Quand donc un sociologue étudiera-t-il les raisons de la vogue actuelle de tout ce qui tourne autour de la cuisine. Bouquins, concours, multiples émissions télé, chefs au statut de stars... La nourriture et ses multiples déclinaisons, de la haute gastronomie au sandwich ont incontestablement le vent en poupe. Au grand dam des médecins et diététiciens sans doute, à moins que la bonne chère et ses abus ne puissent être considérés comme une porte ouverte aux régimes et diètes en tous genres.
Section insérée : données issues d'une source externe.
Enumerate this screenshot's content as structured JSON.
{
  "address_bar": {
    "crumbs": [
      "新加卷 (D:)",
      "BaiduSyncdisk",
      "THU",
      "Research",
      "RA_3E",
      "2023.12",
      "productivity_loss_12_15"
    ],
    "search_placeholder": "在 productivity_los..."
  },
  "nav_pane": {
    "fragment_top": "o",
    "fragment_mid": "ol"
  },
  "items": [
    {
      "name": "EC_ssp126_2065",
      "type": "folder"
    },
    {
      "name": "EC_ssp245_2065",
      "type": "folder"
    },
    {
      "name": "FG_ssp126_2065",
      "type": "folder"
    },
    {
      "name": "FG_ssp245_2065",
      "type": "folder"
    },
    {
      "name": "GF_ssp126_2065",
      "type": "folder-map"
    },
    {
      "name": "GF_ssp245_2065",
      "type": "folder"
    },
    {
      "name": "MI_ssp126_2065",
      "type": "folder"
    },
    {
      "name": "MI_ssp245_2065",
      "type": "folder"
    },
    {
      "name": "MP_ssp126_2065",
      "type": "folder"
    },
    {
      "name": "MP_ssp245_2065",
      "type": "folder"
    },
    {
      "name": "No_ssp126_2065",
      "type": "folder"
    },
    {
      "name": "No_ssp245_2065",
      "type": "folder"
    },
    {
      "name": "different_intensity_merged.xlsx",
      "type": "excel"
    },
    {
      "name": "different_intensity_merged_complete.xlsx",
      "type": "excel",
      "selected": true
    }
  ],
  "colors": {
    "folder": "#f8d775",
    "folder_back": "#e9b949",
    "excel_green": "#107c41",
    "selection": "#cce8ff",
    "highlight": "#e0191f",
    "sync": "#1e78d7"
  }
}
Phénomène de société ? Phénomène médiatique ? L'art culinaire a déjà été abordé en BD, sous forme de transposition de recettes. Et puis, une BD, ça peut se dévorer, se déguster, se savourer... ou paraître indigeste. Faut-il en faire tout un plat ? Sur un délai de quelques semaines, on retrouve la cuisine au menu de deux albums édités chez Casterman. Dire qu'elle est le sujet central de ces livres serait peut-être exagéré, mais elle y participe grandement.

Né d'un concours organisé par l'éditeur, le magazine féminin BE et la marque Lesieur, Des filles de goût évoque le quotidien de Maud, Eloïse, Lila et Gabrielle, quatre citadines attentives aux produits qu'elles achètent et... à ce qu'elles vont manger. Illustratrice et graphiste free-lance, Caroline Guiot nous propose des historiettes en une ou deux planches. On est dans le domaine du girly, tendance dans l'air du temps, mais le dessin plaisant de la lauréate manque de dynamisme pour s'inscrire réellement dans notre case préférée. Quant aux scénarios, on est dans le léger-léger pour ne pas dire futile. Dommage... On peut penser que l'auteure répondait forcément à un cahier des charges précis imposé par le principe du concours. N'empêche, il serait certainement intéressant de retrouver Caroline Guiot sur un sujet plus libre ou des bases plus personnelles.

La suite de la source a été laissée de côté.